Innovative healthcare providers have turned to Ayasdi Care to help refine risk models to more accurately predict and prevent readmissions. Using Ayasdi Care, your clinicians can discover the root causes of readmissions that were not initially apparent. It helps them identify patients with a higher risk of readmission and proactively flag them for a post-discharge visit.
The percentage of a hospital’s claims that are “unclean” - rejected or denied – is a good indicator of the quality of its revenue cycle management. Some healthcare providers report as much as 25% of all claims as unclean in the collection process. Only a small fraction of this revenue is ever recoverable and the associated bad debt write-offs are increasing by 50% year-over-year. An improved understanding of the root cause of denials can prevent a substantial number of denied claims. Best-in-class organizations that leverage analytics and improved processes to target denials report less than 3% of lost revenue as a result of denials and less than 0.5% of lost revenue as a result of denials-related bad debt write offs.
With Ayasdi Care, your organization can correlate patient characteristics with steps in the scheduling, administrative, billing, and collections processes across facilities to isolate the root cause of denied claims. Healthcare organizations that define best practices to tackle the identified causes of denied claims can avoid the loss of approximately 5% of revenue, which is typically at stake from rejected or denied claims.
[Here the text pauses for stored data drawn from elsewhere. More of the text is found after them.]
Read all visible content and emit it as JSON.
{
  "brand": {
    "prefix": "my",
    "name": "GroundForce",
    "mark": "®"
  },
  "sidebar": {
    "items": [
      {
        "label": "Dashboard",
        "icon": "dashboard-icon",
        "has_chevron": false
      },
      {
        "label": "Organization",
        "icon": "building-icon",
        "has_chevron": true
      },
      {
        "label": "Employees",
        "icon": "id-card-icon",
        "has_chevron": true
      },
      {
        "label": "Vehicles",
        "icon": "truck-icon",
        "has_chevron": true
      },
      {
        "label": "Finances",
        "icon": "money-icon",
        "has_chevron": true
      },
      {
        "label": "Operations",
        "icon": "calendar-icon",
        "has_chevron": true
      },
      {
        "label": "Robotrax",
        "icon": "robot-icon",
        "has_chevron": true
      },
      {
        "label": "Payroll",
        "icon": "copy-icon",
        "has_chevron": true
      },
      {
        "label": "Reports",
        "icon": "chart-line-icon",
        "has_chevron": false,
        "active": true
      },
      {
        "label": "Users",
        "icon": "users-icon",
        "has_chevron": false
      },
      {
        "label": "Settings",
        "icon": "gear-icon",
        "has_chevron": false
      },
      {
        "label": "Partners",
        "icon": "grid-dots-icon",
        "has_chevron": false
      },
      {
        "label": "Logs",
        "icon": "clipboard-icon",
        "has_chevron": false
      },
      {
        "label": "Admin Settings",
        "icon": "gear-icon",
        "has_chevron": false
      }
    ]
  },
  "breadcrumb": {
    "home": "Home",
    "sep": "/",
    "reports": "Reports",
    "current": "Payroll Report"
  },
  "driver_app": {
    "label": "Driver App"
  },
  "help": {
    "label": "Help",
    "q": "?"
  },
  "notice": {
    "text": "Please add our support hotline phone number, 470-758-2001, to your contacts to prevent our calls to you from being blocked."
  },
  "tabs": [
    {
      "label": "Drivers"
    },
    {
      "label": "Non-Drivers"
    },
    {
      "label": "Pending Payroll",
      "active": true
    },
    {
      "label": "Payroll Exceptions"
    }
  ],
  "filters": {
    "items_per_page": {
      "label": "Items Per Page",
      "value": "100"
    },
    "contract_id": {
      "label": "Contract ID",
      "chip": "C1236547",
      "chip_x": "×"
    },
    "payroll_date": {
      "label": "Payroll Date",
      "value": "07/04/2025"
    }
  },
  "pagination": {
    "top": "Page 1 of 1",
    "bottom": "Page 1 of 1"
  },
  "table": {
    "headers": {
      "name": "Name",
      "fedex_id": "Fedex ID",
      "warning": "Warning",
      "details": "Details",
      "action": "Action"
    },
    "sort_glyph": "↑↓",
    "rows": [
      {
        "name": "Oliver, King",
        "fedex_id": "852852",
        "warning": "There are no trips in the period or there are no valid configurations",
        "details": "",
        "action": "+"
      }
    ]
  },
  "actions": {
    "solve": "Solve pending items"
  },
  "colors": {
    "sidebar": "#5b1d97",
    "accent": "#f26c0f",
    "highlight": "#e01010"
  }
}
As healthcare becomes increasingly consumer-driven, we find providers looking for better ways of understanding their patient communities to precisely target their offerings. Using Ayasdi Care, providers can identify micro-clusters of patients by analyzing a wide variety of structured and unstructured patient and community data, including demographic, economic, and social media data. They can then tailor their service offerings, marketing and pricing to better fit the needs of these micro-clusters of patients. Additionally, by detecting the most subtle consumer patterns using Ayasdi Care, organizations can gain a better understanding of the reasons for patient retention and attrition. The uncovered insights help improve patient loyalty and hospital utilization.
Your organizations are increasingly being tasked with examining the effectiveness of drugs, medical devices, and procedures to ensure that your patients are receiving the highest quality of care at the lowest cost. Using Ayasdi Care, a leading healthcare system was able to analyze their physicians’ prescription patterns. They correlated high-prescribing physicians with a wide variety of factors, including patient care outcomes, length of stay, and average cost per treatment. As a result, this healthcare system identified high-prescribing physicians who were not achieving high-quality outcomes and put a plan in place to revise behavioral incentives. By using Ayasdi’s solution, your organization can not only establish best practices that reduce unnecessary primary care estimated to cost the U.S. nearly $7 billion each year, but also improve outcomes and patient satisfaction.
Advancements in patient stratification techniques can help medical researchers gain a deeper understanding of the molecular basis of diseases and further the practice of precision medicine. Using Ayasdi’s solution, your researchers can stratify patients to achieve more precise diagnoses, target treatments more effectively and, in some cases, prevent diseases from developing or progressing.
For instance, a physician can continuously evaluate a patient’s progress along a particular clinical pathway. Based on treatment results gathered along the way, Ayasdi’s solution automatically recommends personalized pathways for that particular patient.
With Ayasdi’s solution, your organization can quickly arrive at best practices for intervening early, targeting treatments more effectively, and preventing costly complications.